Make run the Query in multiple therads

hemprasadk · November 22, 2024, 2:18pm

I have few Queries that run for a longer time , how can I make run faster . Can I make the run in a distributed way. I see the Merge taking a lot of time .

dana_canzano · November 22, 2024, 5:26pm

@hemprasadk

a. neo4j version?

b. do you have indexes to support the merge?

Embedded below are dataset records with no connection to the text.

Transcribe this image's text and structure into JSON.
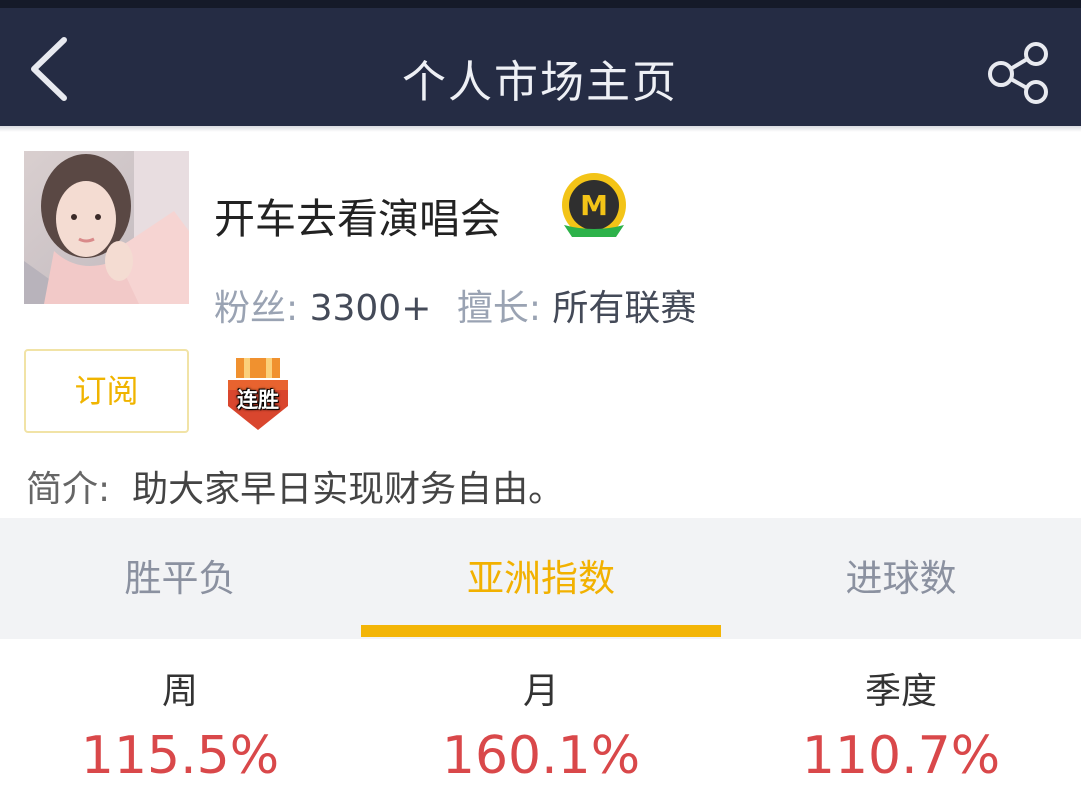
{
  "header": {
    "title": "个人市场主页",
    "back_icon": "chevron-left-icon",
    "share_icon": "share-icon",
    "background": "#252c44"
  },
  "profile": {
    "username": "开车去看演唱会",
    "badge_letter": "M",
    "fans_label": "粉丝:",
    "fans_value": "3300+",
    "specialty_label": "擅长:",
    "specialty_value": "所有联赛",
    "subscribe_label": "订阅",
    "streak_badge_label": "连胜",
    "intro_label": "简介:",
    "intro_text": "助大家早日实现财务自由。"
  },
  "tabs": [
    {
      "label": "胜平负",
      "active": false
    },
    {
      "label": "亚洲指数",
      "active": true
    },
    {
      "label": "进球数",
      "active": false
    }
  ],
  "metrics": [
    {
      "label": "周",
      "value": "115.5%"
    },
    {
      "label": "月",
      "value": "160.1%"
    },
    {
      "label": "季度",
      "value": "110.7%"
    }
  ],
  "colors": {
    "accent": "#f2b100",
    "positive_value": "#d9484a",
    "tab_inactive": "#8b91a0"
  }
}
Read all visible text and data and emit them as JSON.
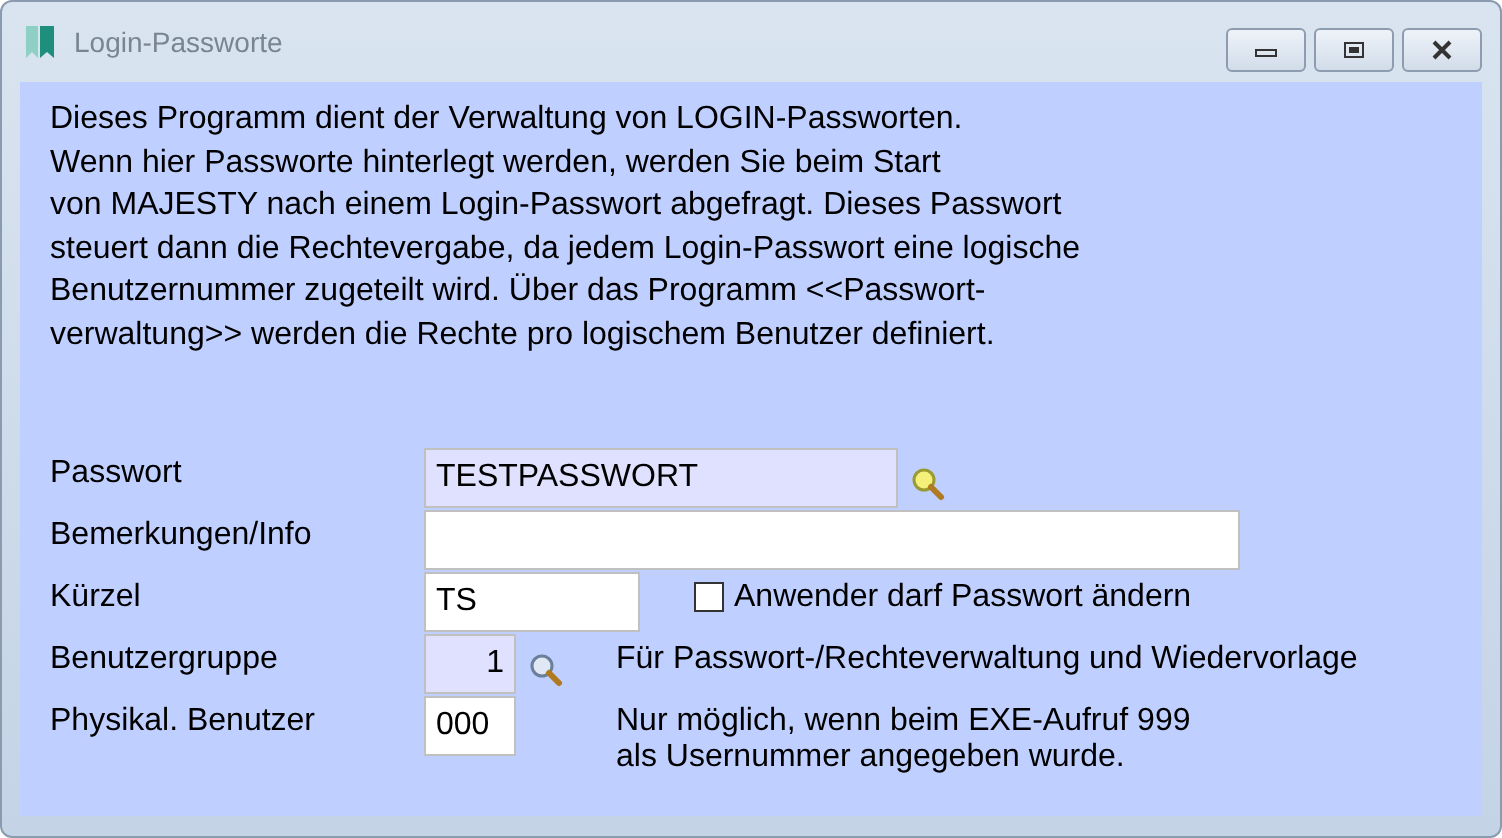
{
  "window": {
    "title": "Login-Passworte"
  },
  "description_lines": [
    "Dieses Programm dient der Verwaltung von LOGIN-Passworten.",
    "Wenn hier Passworte hinterlegt werden, werden Sie beim Start",
    "von MAJESTY nach einem Login-Passwort abgefragt. Dieses Passwort",
    "steuert dann die Rechtevergabe, da jedem Login-Passwort eine logische",
    "Benutzernummer zugeteilt wird. Über das Programm <<Passwort-",
    "verwaltung>> werden die Rechte pro logischem Benutzer definiert."
  ],
  "fields": [
    {
      "label": "Passwort",
      "value": "TESTPASSWORT",
      "kind": "key"
    },
    {
      "label": "Bemerkungen/Info",
      "kind": "text"
    },
    {
      "label": "Kürzel",
      "value": "TS",
      "kind": "text",
      "checkbox": {
        "label": "Anwender darf Passwort ändern",
        "checked": false
      }
    },
    {
      "label": "Benutzergruppe",
      "value": "1",
      "kind": "lookup",
      "note": "Für Passwort-/Rechteverwaltung und Wiedervorlage"
    },
    {
      "label": "Physikal. Benutzer",
      "value": "000",
      "kind": "text",
      "note": "Nur möglich, wenn beim EXE-Aufruf 999\nals Usernummer angegeben wurde."
    }
  ]
}
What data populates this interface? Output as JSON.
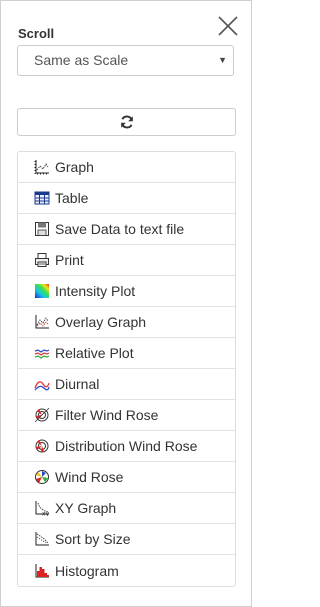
{
  "scroll": {
    "label": "Scroll",
    "selected": "Same as Scale"
  },
  "menu": {
    "items": [
      {
        "label": "Graph",
        "icon": "line-graph-icon"
      },
      {
        "label": "Table",
        "icon": "table-icon"
      },
      {
        "label": "Save Data to text file",
        "icon": "floppy-disk-icon"
      },
      {
        "label": "Print",
        "icon": "printer-icon"
      },
      {
        "label": "Intensity Plot",
        "icon": "intensity-plot-icon"
      },
      {
        "label": "Overlay Graph",
        "icon": "overlay-graph-icon"
      },
      {
        "label": "Relative Plot",
        "icon": "relative-plot-icon"
      },
      {
        "label": "Diurnal",
        "icon": "diurnal-icon"
      },
      {
        "label": "Filter Wind Rose",
        "icon": "filter-wind-rose-icon"
      },
      {
        "label": "Distribution Wind Rose",
        "icon": "distribution-wind-rose-icon"
      },
      {
        "label": "Wind Rose",
        "icon": "wind-rose-icon"
      },
      {
        "label": "XY Graph",
        "icon": "xy-graph-icon"
      },
      {
        "label": "Sort by Size",
        "icon": "sort-by-size-icon"
      },
      {
        "label": "Histogram",
        "icon": "histogram-icon"
      }
    ]
  }
}
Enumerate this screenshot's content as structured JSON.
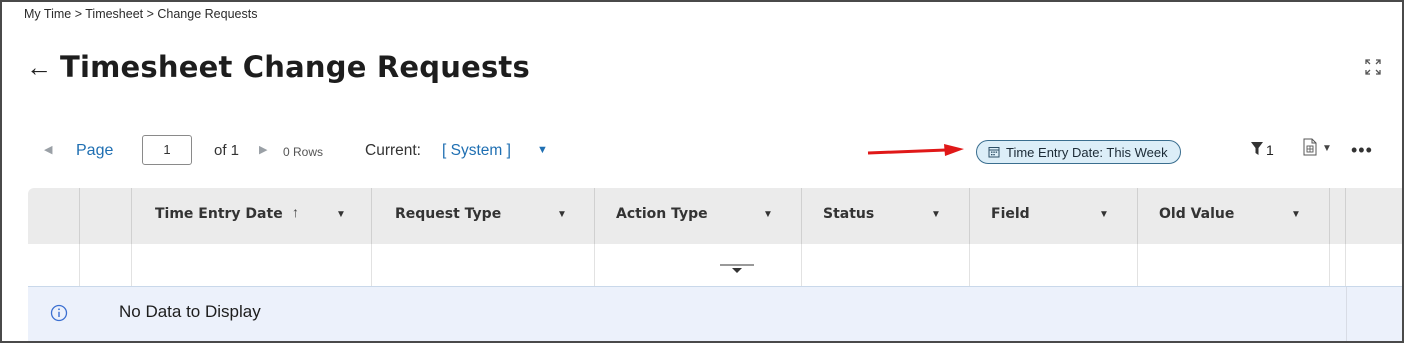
{
  "breadcrumb": {
    "text": "My Time > Timesheet > Change Requests"
  },
  "header": {
    "back_icon": "arrow-left-icon",
    "title": "Timesheet Change Requests",
    "expand_icon": "expand-icon"
  },
  "pagination": {
    "page_label": "Page",
    "page_value": "1",
    "of_label": "of 1",
    "rows_label": "0 Rows",
    "current_label": "Current:",
    "current_value": "[ System ]"
  },
  "filter_chip": {
    "label": "Time Entry Date: This Week",
    "icon": "calendar-icon"
  },
  "filter_count": "1",
  "columns": [
    {
      "label": "Time Entry Date",
      "sorted": "asc"
    },
    {
      "label": "Request Type"
    },
    {
      "label": "Action Type"
    },
    {
      "label": "Status"
    },
    {
      "label": "Field"
    },
    {
      "label": "Old Value"
    }
  ],
  "empty_message": "No Data to Display",
  "colors": {
    "accent": "#1f6fb2",
    "chip_bg": "#dceef8",
    "chip_border": "#3a6e8f",
    "annotation_arrow": "#e01818",
    "header_bg": "#ebebeb",
    "empty_bg": "#ecf1fb"
  }
}
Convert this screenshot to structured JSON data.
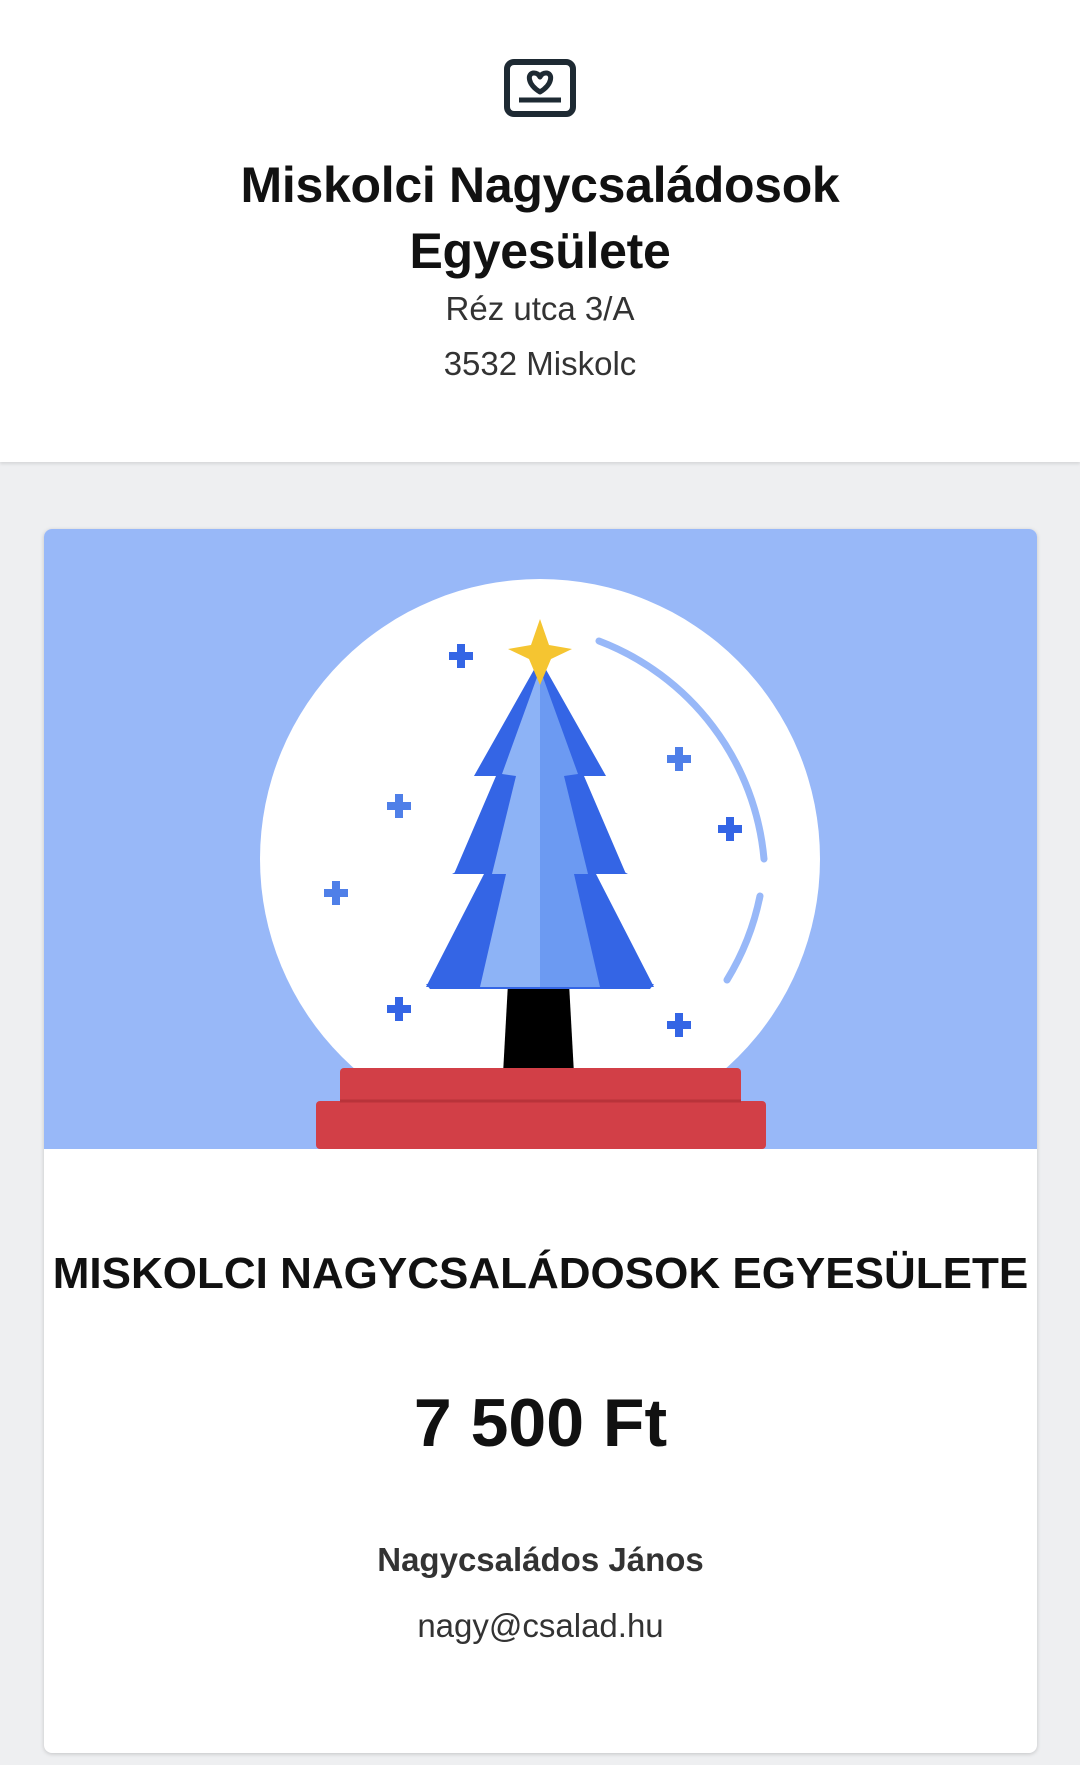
{
  "header": {
    "logo_icon": "heart-card-icon",
    "org_name": "Miskolci Nagycsaládosok Egyesülete",
    "address_line1": "Réz utca 3/A",
    "address_line2": "3532 Miskolc"
  },
  "card": {
    "illustration_icon": "christmas-tree-snow-globe-icon",
    "title": "MISKOLCI NAGYCSALÁDOSOK EGYESÜLETE",
    "amount": "7 500 Ft",
    "donor_name": "Nagycsaládos János",
    "donor_email": "nagy@csalad.hu"
  },
  "colors": {
    "illustration_background": "#98b8f8",
    "tree_dark_blue": "#3465e5",
    "tree_light_blue": "#8db3f6",
    "star_yellow": "#f5c531",
    "base_red": "#d23f47",
    "globe_white": "#ffffff",
    "page_background": "#eeeff1"
  }
}
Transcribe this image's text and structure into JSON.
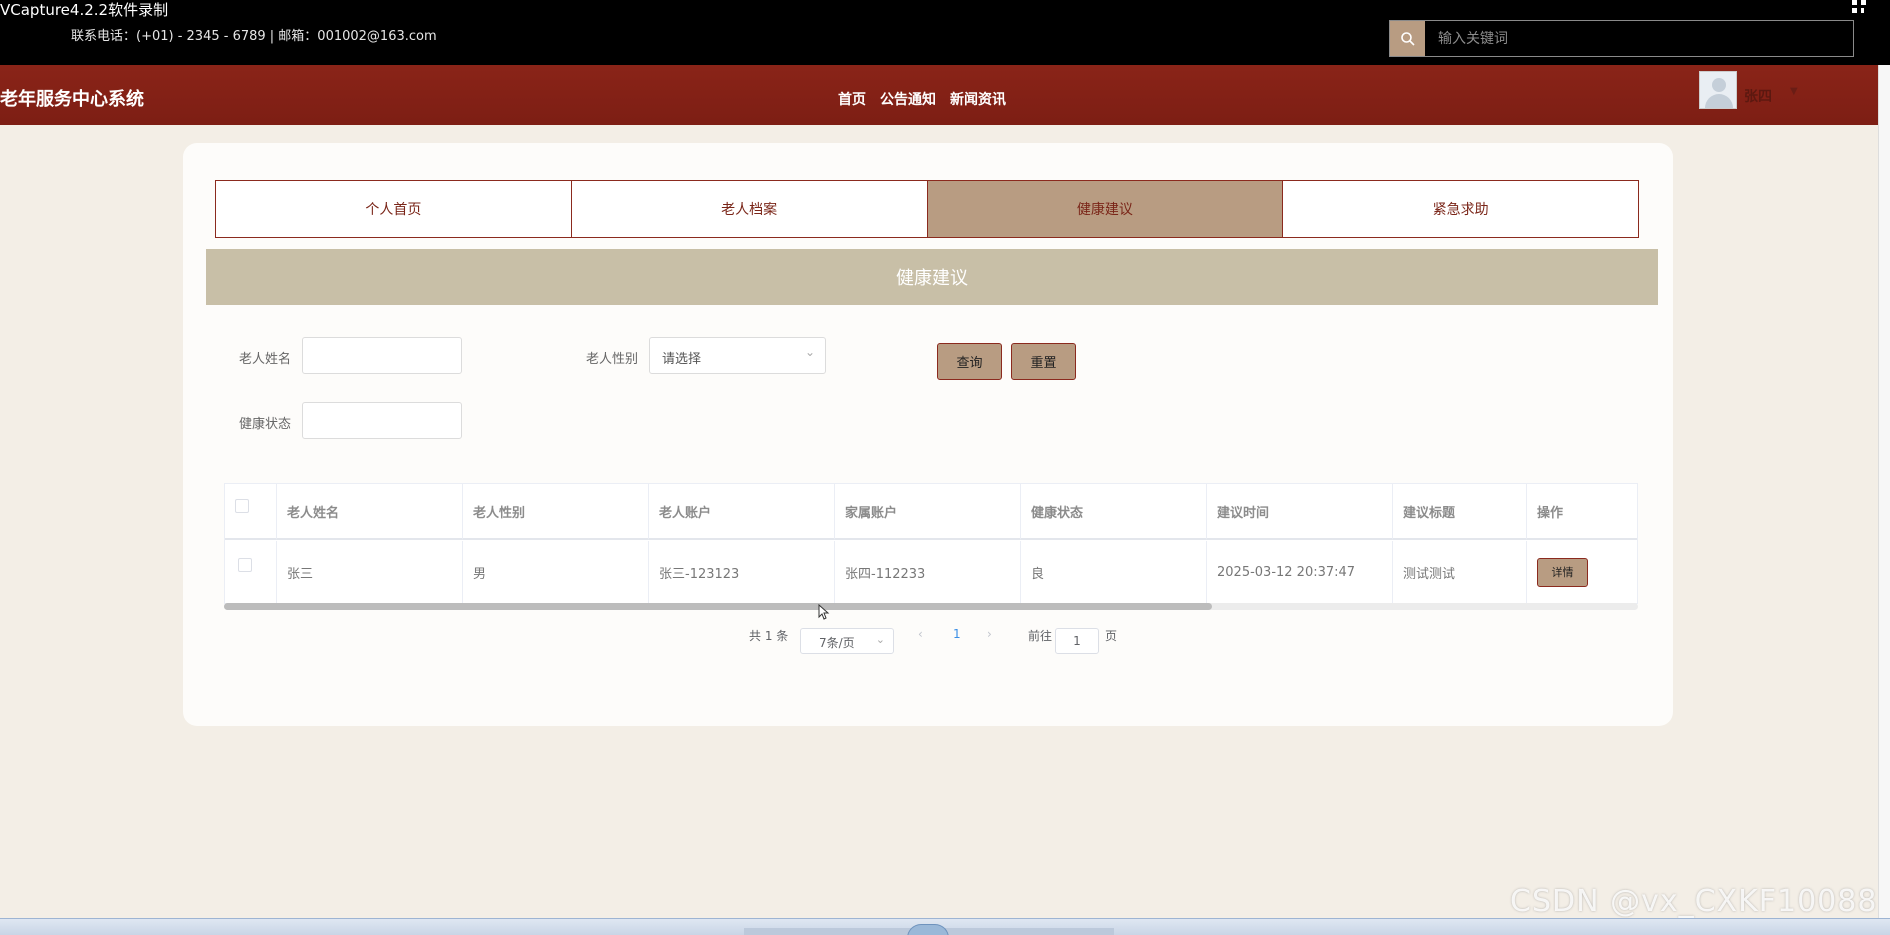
{
  "recorder_title": "VCapture4.2.2软件录制",
  "contact": "联系电话：(+01) - 2345 - 6789 | 邮箱：001002@163.com",
  "search": {
    "placeholder": "输入关键词"
  },
  "site_title": "老年服务中心系统",
  "nav": [
    "首页",
    "公告通知",
    "新闻资讯"
  ],
  "user": {
    "name": "张四"
  },
  "tabs": [
    "个人首页",
    "老人档案",
    "健康建议",
    "紧急求助"
  ],
  "active_tab": "健康建议",
  "section_title": "健康建议",
  "filters": {
    "name_label": "老人姓名",
    "gender_label": "老人性别",
    "gender_placeholder": "请选择",
    "health_label": "健康状态",
    "query_button": "查询",
    "reset_button": "重置"
  },
  "table": {
    "headers": [
      "老人姓名",
      "老人性别",
      "老人账户",
      "家属账户",
      "健康状态",
      "建议时间",
      "建议标题",
      "操作"
    ],
    "rows": [
      {
        "name": "张三",
        "gender": "男",
        "account": "张三-123123",
        "family": "张四-112233",
        "health": "良",
        "time": "2025-03-12 20:37:47",
        "title": "测试测试",
        "action": "详情"
      }
    ]
  },
  "pagination": {
    "total": "共 1 条",
    "page_size": "7条/页",
    "current_page": "1",
    "goto_label": "前往",
    "goto_value": "1",
    "page_suffix": "页"
  },
  "watermark": "CSDN @vx_CXKF10088",
  "colors": {
    "accent": "#b89c82",
    "nav": "#8a2418",
    "header_band": "#c8bfa7"
  }
}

For performance reasons, creating a schema index on the label or property is highly recommended when using MERGE. See Create, show, and delete indexes for more information.

c. Runtime concepts - Cypher Manual which states

Both the slotted and pipelined runtimes execute queries in a single thread assigned to one CPU core.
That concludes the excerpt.